De accountantskamer had in haar uitspraak geoordeeld dat appellant niet aannemelijk had gemaakt dat betrokkene een door hem ondertekend formulier te kwader trouw had vervangen door een ander stuk, dat als bewijsstuk in een civiele procedure was ingebracht. Appellant betwistte dit oordeel en voerde aan dat de accountantskamer geen vragen had gesteld over de ondertekende en niet-ondertekende versies van het verslag betreffende de kwaliteitsbeoordeling. Hij verzocht om getuigen te horen, waaronder [getuige 1].
Betrokkene daarentegen stelde dat de accountantskamer terecht had geoordeeld dat appellant zijn stellingen niet had onderbouwd. Het College van Beroep voor het bedrijfsleven oordeelde dat het aan de klager is om feiten en omstandigheden te stellen en aannemelijk te maken. Het College concludeerde dat appellant niet in staat was bewijs te leveren voor zijn stelling dat betrokkene in de civiele procedure een afwijkend formulier had overgelegd. Het College zag geen aanleiding om getuigen te horen, aangezien appellant niet kon aangeven waarin de versies van het verslag verschilden.

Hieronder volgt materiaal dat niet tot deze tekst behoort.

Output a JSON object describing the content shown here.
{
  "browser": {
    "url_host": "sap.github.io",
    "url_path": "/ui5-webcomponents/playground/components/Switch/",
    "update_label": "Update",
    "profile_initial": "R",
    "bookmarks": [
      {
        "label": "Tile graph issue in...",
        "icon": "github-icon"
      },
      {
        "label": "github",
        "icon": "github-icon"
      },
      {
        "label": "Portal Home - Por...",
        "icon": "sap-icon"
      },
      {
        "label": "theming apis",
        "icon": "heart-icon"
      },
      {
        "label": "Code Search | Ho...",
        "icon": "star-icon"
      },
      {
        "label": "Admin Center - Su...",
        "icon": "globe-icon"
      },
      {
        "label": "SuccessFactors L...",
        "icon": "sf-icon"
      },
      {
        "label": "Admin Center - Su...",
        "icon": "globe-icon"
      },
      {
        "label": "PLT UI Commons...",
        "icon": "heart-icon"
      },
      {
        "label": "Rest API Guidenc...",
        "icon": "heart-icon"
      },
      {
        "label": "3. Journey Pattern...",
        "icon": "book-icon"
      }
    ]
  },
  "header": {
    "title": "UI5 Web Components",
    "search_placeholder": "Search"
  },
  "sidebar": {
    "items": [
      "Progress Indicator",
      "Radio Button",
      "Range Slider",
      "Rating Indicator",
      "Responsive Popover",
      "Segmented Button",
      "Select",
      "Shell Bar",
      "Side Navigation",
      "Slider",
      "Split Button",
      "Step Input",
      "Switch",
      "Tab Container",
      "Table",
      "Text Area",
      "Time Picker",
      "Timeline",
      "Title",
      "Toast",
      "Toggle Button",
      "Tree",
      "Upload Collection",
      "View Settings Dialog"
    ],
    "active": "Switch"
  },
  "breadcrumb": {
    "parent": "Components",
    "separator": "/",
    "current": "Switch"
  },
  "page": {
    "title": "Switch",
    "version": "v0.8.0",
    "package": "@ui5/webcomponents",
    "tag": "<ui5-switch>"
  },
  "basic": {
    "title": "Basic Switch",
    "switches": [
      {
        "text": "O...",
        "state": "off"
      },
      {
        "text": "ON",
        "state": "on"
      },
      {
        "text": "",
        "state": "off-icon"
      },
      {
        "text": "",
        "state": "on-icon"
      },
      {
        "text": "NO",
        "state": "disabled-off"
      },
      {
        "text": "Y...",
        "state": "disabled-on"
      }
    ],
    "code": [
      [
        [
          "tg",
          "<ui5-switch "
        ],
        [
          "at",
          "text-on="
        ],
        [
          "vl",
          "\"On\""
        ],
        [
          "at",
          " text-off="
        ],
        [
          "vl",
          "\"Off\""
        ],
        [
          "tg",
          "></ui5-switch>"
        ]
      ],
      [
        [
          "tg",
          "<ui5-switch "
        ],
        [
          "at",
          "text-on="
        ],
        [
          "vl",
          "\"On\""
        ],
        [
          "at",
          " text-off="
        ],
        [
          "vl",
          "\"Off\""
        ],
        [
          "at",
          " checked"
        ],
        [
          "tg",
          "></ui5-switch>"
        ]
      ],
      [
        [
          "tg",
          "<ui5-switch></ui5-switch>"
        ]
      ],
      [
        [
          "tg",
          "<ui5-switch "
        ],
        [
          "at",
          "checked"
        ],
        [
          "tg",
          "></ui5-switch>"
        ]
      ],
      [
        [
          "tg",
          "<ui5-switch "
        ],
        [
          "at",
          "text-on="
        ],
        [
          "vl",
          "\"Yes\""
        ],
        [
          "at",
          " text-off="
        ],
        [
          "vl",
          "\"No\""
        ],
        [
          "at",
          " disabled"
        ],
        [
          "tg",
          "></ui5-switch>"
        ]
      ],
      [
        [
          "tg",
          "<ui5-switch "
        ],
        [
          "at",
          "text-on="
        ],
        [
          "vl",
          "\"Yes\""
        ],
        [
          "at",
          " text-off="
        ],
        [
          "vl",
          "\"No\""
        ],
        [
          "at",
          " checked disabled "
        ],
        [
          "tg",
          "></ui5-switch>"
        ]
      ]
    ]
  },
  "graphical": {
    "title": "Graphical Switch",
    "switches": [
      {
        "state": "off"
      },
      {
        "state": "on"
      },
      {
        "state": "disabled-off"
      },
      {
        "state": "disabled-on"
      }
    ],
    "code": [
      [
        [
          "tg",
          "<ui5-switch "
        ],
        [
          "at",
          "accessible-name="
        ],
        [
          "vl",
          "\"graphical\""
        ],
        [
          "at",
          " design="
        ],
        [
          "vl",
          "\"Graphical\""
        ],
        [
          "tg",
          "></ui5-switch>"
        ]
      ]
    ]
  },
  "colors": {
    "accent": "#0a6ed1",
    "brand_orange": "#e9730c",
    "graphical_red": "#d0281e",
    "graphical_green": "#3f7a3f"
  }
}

Uiteindelijk verklaarde het College het hoger beroep ongegrond, waarbij de beslissing berustte op de relevante wetgeving inzake tuchtrechtspraak voor accountants. De uitspraak werd gedaan op 2 oktober 2013 door de rechters E.R. Eggeraat, M.A. van der Ham en P. van der Zanden, in aanwezigheid van griffier mr. S.D.M. Michael.